I toss and turn and sleep is not forthcoming. Apparently, in the olden times, pre-electricity, this was the norm. (Not pre-dawn raids hunting for change for in return for teeth,) but being awake at two or three in the morning. This was because everyone went to bed when it got dark (in the winter months anyway,) then woke a few hours later and had a snack and a chat and maybe some sex, before going back to sleep. How very pleasant, and how obviously never going to happen here, because between children and the cat our house is like an episode of ‘Whose bed is it anyway?’ Poor LSB knows the answer to that one, as he makes his forlorn way to the downstairs bedroom. ‘ Never my fecking bed,’ he says, trudging off.
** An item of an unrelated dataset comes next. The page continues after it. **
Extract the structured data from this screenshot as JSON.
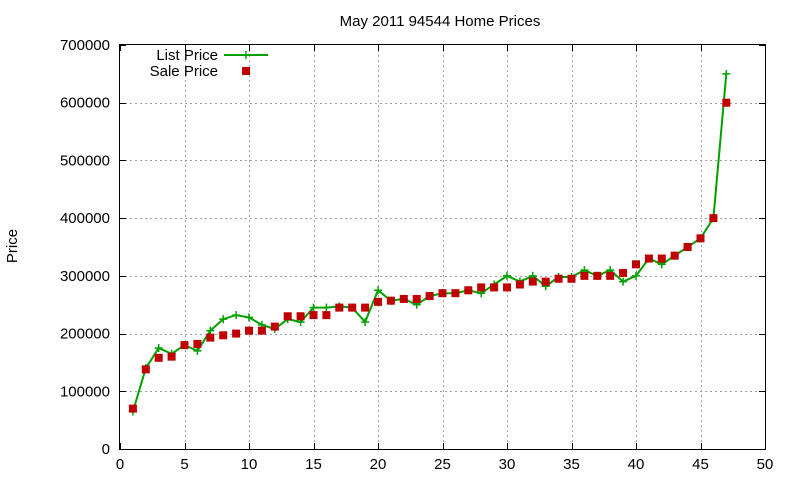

While I’m in a ranty mood, here’s something else that I have issues with: over zealous parenting. Those ones who ‘go the extra mile’ seemingly with the only intention of making the rest of us frazzled mortals feel shit. I’m talking ‘rate per tooth’ here. IMHO, no tooth should ever warrant more than £2, except of course, if the tooth fairy was exhausted/tipsy or both and forgot to come for say, 3 lost teeth in a row. Then, fair enough, give the child a fiver, so they don’t that cast up to you as they heave you into a home when you’re eighty.
Also, for the love of God, don’t be writing letters in fancy calligraphy to your offspring on behalf of a mythical creature. If you’re contemplating such hijinks, have a word with yourself. Anyone with that amount of spare time on their hands can come round here and deal with a few loads of my laundry. Those sort off shenanigans set expectations, that we all have to start penning missives, waxing lyrical about the wonder that is children growing up. The only letter our fairy is going to write is: ‘If you don’t stop strewing your dirty socks and pants round the house I won’t be back. Ever.’
When I was looking up images for a tooth fairy to adorn this piece, I came across pre-written messages which you can purchase online. These spout lots of shite about the kid being wonderful and enquiring after their general health. Some frigger somewhere is making a fortune out of that racket and I want in on it. I might suggest threatening versions for when children have been horrid: I’d be good at writing those.
*Those fluent in Spanish may feel the need to offer some corrections. Please refrain. I don’t actually speak much Spanish and I’m thrilled to bits with myself with the odd bit I know. Don’t burst my bubble. Trust me, it’s already well punctured at this stage.